La cuenta atrás retumba en la plaza del
Ayuntamiento de Cistierna. Del diez al uno, a voz en grito, espanta los miedos.
Todo pasa en un suspiro. Inicio la aventura; primeros metros de asfalto para encarar
la primera cuesta, estrecha y empinada, que pone a los corredores en una
apretujada fila de a uno. “No se va mal
así”, pero poco dura ese cómodo transitar, lo que se tarda en coger la
ancha pista, con la que empezamos el vaivén de bajar y subir. Bajar corriendo,
subir andando. La ermita de San Guillermo acaba con la anchura del camino y nos
vuelve a la senda. Entre pinos. A su sombra. Hacia arriba entre pinos. Asciendo
con tranquilidad. “He venido a sufrir lo
menos posible”, la idea grabada a fuego en mi cabeza. Se acaban los pinos y
sigo subiendo, ya sin protección y a merced del sol. La montaña se empieza a
mostrar. Bella. Altiva. La silueta de los corredores, se recorta en el paisaje
en ese punto que separa el subir del bajar, el andar del correr. Ante mí, esa
pequeña bajada alfombrada de verde pradera, que cómodamente me lleva al primer
avituallamiento. Recarga de pilas, breve charla, intercambio de ánimos con
Miguel Bernardo y a seguir subiendo. Poco a poco dejo la verde alfombra, la
senda, y ahora la roca marca el camino hasta el primer pico. Una rápida mirada
a mí alrededor para disfrutar del entorno. Breve, lo justo para llenar los
pulmones de aire limpio, puro, y poner rumbo a la segunda cima. Tras una
pequeña bajada, continúo el paseo por tupidos pastizales, la vista se pierde a
izquierda y derecha, a derecha e izquierda, hasta llegar a los pies de la gran
subida. Un mar de rocas desnudas nos introduce en un mundo ficticio, nos aleja
de la realidad, nos va dejando a solas con la naturaleza, subir, trepar, sin
tregua, hasta arriba; hasta donde el mundo parece mágico. Una vez en lo más
alto, con el resuello entrecortado, pienso que ha merecido la pena escaparse a
la montaña y poder disfrutar del paisaje. Cientos de formas y miles de colores
lo llenan todo. Sigo entre las rocas, ahora toca bajar con precaución, “bajada
peligrosa” se lee en el cartel, “cuidado con la bajada” me dice un voluntario.

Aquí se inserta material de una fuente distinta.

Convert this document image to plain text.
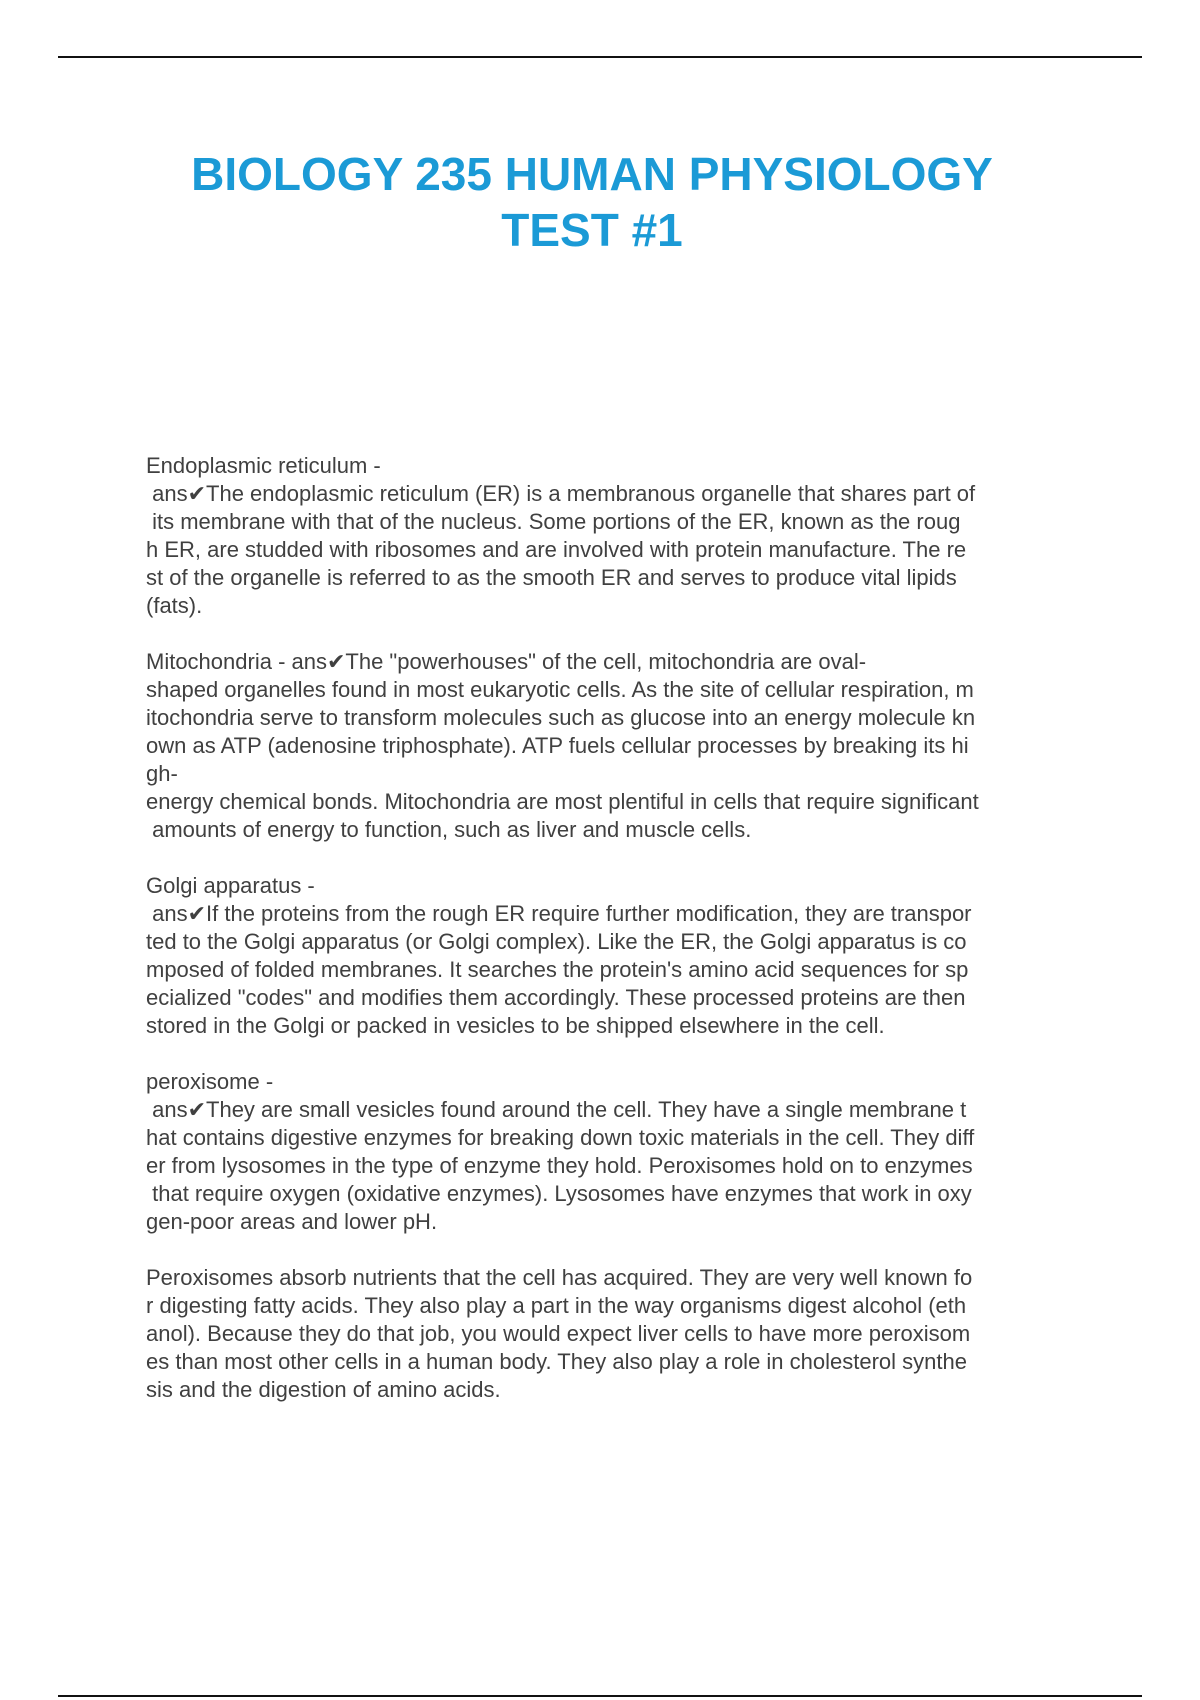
BIOLOGY 235 HUMAN PHYSIOLOGY
TEST #1
Endoplasmic reticulum -
ans✔The endoplasmic reticulum (ER) is a membranous organelle that shares part of
its membrane with that of the nucleus. Some portions of the ER, known as the roug
h ER, are studded with ribosomes and are involved with protein manufacture. The re
st of the organelle is referred to as the smooth ER and serves to produce vital lipids
(fats).
Mitochondria - ans✔The "powerhouses" of the cell, mitochondria are oval-
shaped organelles found in most eukaryotic cells. As the site of cellular respiration, m
itochondria serve to transform molecules such as glucose into an energy molecule kn
own as ATP (adenosine triphosphate). ATP fuels cellular processes by breaking its hi
gh-
energy chemical bonds. Mitochondria are most plentiful in cells that require significant
amounts of energy to function, such as liver and muscle cells.
Golgi apparatus -
ans✔If the proteins from the rough ER require further modification, they are transpor
ted to the Golgi apparatus (or Golgi complex). Like the ER, the Golgi apparatus is co
mposed of folded membranes. It searches the protein's amino acid sequences for sp
ecialized "codes" and modifies them accordingly. These processed proteins are then
stored in the Golgi or packed in vesicles to be shipped elsewhere in the cell.
peroxisome -
ans✔They are small vesicles found around the cell. They have a single membrane t
hat contains digestive enzymes for breaking down toxic materials in the cell. They diff
er from lysosomes in the type of enzyme they hold. Peroxisomes hold on to enzymes
that require oxygen (oxidative enzymes). Lysosomes have enzymes that work in oxy
gen-poor areas and lower pH.
Peroxisomes absorb nutrients that the cell has acquired. They are very well known fo
r digesting fatty acids. They also play a part in the way organisms digest alcohol (eth
anol). Because they do that job, you would expect liver cells to have more peroxisom
es than most other cells in a human body. They also play a role in cholesterol synthe
sis and the digestion of amino acids.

Y tengo cuidado; y bajo el sinuoso sendero que se adivina, con la tensión y el
miedo del que tiene miedo. Con la mirada al suelo apenas me doy cuenta de que
la empinada pendiente ha terminado, ahora toca llanear un poco y relajar la
tensión que se ha acumulado en las piernas. Todo a mí alrededor es merecedor de
la mejor de las fotos. No podía durar mucho este transitar relajado, y otro
cartel de “bajada peligrosa” me pone en alerta; por delante la fuerte bajada,
sombría, resbaladiza, que un día es arrollo y otro senda; hoy le toca se senda.
Una cuerda hace que el descenso sea más seguro, y llegue al segundo
avituallamiento sin contratiempos. Otro encuentro con Miguel Bernardo, otra
pequeña charla, hidratación y nos vamos juntos, pero cada uno a su ritmo. Nos
alejamos en las subidas y nos acercamos en las bajadas. Un pequeño sendero nos
deja en el camino forestal que recorre el bosque de pinos. Un descanso que
permite trotar, pero claro se me
olvidaba que estábamos en la montaña, y aquí lo bueno dura poco, “Pico Los Rejos”
indica el letrero, ante un pequeño sendero que, como no podía ser de otra
manera, va hacia arriba. Un último avituallamiento y a ascender por la verde
senda hasta lo alto del último pico, y desde allí todo bajada. Pero no nos
olvidemos de donde estamos: Bajar no resulta fácil. Pedregales y sendas
complicadas para un cuerpo que ya nota la fatiga. Ahora ya con la compañía de
Miguel, recorro los últimos kilómetros, atrás queda la montaña y la soledad.
Entramos en Cistierna, ya está, lo tenemos, últimos metros para cruzar la meta
con las manos unidas, para rendir un merecido homenaje.